I looked at the man, surprised. He was installing the new range hood of my new oven.
"This place is so big!"
My house has about five rooms. One of my jobs is as an editor for a private educational consulting firm, and I have been inside the homes of clients who have rooms almost as big as my entire home. To call my house palatial seemed like a farce. I tried to catch a glimpse of his eyes to see if he was joking as he writhed above my new on-sale $400 oven, but I realized he wasn't.
Of course, I remembered the reaction when the house passed from my mother to myself after her death. My aunt and uncle told me I should rent part of the house, although I had no economic reason to do so. I was confused--did they want me to sleep in the bathroom perhaps. They said, like the man it was 'too big.' For a woman alone, was their implication.
Yet I have always been a woman alone. When I was fifteen, I spent the summer in the Soviet Union as a student ambassador. I was the only person from my school to apply to the program, not because I was the brightest girl in school, but because no one had ever done so before. I went to an undergraduate college, Wesleyan University, to which no Shore Regional High School student had ever applied as well. People preferred to apply and to to where there friends were going. Later on, I lived in England for two years, and afterward people would say to me, shocked--but you didn't KNOW anyone in England, when you went.
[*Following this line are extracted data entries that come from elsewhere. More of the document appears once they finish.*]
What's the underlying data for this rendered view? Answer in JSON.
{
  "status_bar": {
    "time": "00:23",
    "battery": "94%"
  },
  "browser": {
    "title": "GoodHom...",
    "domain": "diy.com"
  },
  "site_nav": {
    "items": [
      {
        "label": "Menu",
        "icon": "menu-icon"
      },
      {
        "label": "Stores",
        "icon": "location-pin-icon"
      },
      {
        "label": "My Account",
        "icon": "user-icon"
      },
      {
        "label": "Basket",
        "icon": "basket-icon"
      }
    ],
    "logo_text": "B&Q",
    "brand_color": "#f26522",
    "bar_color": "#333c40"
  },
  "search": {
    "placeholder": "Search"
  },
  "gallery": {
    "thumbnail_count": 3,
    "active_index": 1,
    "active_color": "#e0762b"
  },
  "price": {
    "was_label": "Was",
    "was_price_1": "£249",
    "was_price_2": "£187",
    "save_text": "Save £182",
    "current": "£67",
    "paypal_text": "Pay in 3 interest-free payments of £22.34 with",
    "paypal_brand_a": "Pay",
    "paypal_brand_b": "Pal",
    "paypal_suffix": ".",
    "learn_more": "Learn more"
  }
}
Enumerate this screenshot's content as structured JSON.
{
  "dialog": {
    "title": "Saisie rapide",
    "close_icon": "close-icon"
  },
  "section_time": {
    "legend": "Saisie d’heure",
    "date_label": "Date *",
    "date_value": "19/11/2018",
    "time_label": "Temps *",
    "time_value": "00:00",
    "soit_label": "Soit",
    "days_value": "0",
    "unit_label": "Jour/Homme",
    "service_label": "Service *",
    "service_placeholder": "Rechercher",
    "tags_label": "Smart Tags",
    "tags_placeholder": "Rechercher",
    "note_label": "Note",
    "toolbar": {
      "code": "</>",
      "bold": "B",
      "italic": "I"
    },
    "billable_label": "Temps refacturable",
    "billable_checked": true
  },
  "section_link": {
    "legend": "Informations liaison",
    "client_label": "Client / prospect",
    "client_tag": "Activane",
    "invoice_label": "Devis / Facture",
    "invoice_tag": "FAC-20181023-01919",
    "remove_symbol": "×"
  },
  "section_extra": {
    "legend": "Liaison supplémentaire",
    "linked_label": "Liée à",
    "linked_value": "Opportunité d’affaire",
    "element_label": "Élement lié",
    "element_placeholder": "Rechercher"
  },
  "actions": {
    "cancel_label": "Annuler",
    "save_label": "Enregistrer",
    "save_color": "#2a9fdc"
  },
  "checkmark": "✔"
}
Unfortunately, I'm not very daring, although this presentation of myself suggests that I am. Instead, it is that I have a kind of social stupidity. I never look to either side of me, I seem to lack that unconscious social instinct supposedly all women have.
I am also happily single and hate going to the bathroom as part of a potty pack of girls.
This blog is about my life as a woman alone, and the things I do because I am alone. Because I am alone I can run free at night, despite caveats about how women should always be within ten feet of a man to protect her (because men never get attacked of course), of learning to ride horses (poorly) at middle age rather than watch a child learn something I've always wanted to do--for myself, and my musings as a happy single lady who hates to wear jewelery, particularly rings.
Mary! This is great and I love to hear more of your adventures, like getting to know you after all these years. Sounds like you are doing well. Have a wonderful, adventurous (because you truly are!) birthday!